Updated

For years, police and city lawyers refused to believe a blind woman who said an intruder raped her at knifepoint. They even charged her with lying about it.

Now, five years after DNA connected a sex offender to the attack, the city has apologized to the woman, known as Patty, and is offering her $35,000.

Outraged by a book detailing her skeptical treatment by authorities, the City Council approved the payment last month and ordered police to draw up new policies for interviewing crime victims.

"This really is groundbreaking," said Angela Rose, the Chicago-based national director of Promoting Awareness, Victim Empowerment. "I really applaud Patty's strength, powering through to make sure that she found justice not only for her but countless other victims that this is going to help."

Council President Austin King called the case "one of the most enormous, colossal failures the city has perpetrated."

The resolution gives Police Chief Noble Wray 90 days to recommend new techniques for interviewing of victims of sensitive crimes, including how to eliminate "the use of lies, coercion, deception, ruses or other techniques designed to break down individuals" in all but the rarest of circumstances.

Wray, who won a standing ovation when he publicly apologized to Patty in October, said he will probably recommend increased videotaping of interrogations and more guidance for officers on when they can use trickery.

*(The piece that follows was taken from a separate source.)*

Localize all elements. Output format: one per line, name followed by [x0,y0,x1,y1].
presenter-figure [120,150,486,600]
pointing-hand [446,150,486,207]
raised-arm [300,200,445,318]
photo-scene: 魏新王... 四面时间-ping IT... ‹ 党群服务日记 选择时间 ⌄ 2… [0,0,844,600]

The resolution offers the city's "most heartfelt apology" to Patty and directs the city to pay her for legal fees and lost wages.

Patty, then 38, woke up Sept. 4, 1997, with a man holding a knife to her throat. She is legally blind and was not able to identify him.

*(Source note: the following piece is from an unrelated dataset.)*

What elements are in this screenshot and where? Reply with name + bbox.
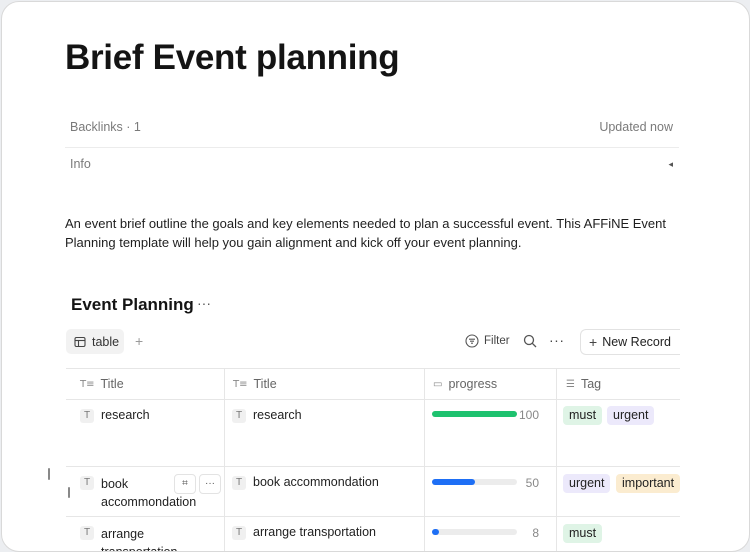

She called police immediately and went for a hospital exam. Detectives doubted her after failing to find compelling evidence of an assault and learning that a man she named as a suspect had an alibi.

A new book, "Cry Rape," by Bill Lueders, news editor of a Madison weekly newspaper, recounts how two detectives used a ruse to pressure her into saying she made up her story. Authorities charged her with filing a false report, but dropped the charge when investigators found semen on her sheets.

Lawyers hired to defend the city against Patty's lawsuit subjected her to 19 hours of depositions in which they asked her about her sexual history and mocked her for not trying to fight off the assailant, according to the book.

A judge dismissed the lawsuit.

In 2001, the state crime lab discovered that DNA from Joseph Bong, a convicted sex offender, matched the semen. Bong was convicted of Patty's rape in 2004 and sentenced to 50 years in prison.

"At every stage in this thing, there were opportunities for someone to say something is wrong here. But no one ever did that," Lueders said. "They defended their officer against the suggestion that he was in the wrong and it became a real important cause for them to win this case."

City Councilman Zach Brandon said the book convinced him an apology was necessary. "It was a tough read because you realize what she went through and you ask yourself, 'How did we not catch that?'" Brandon said.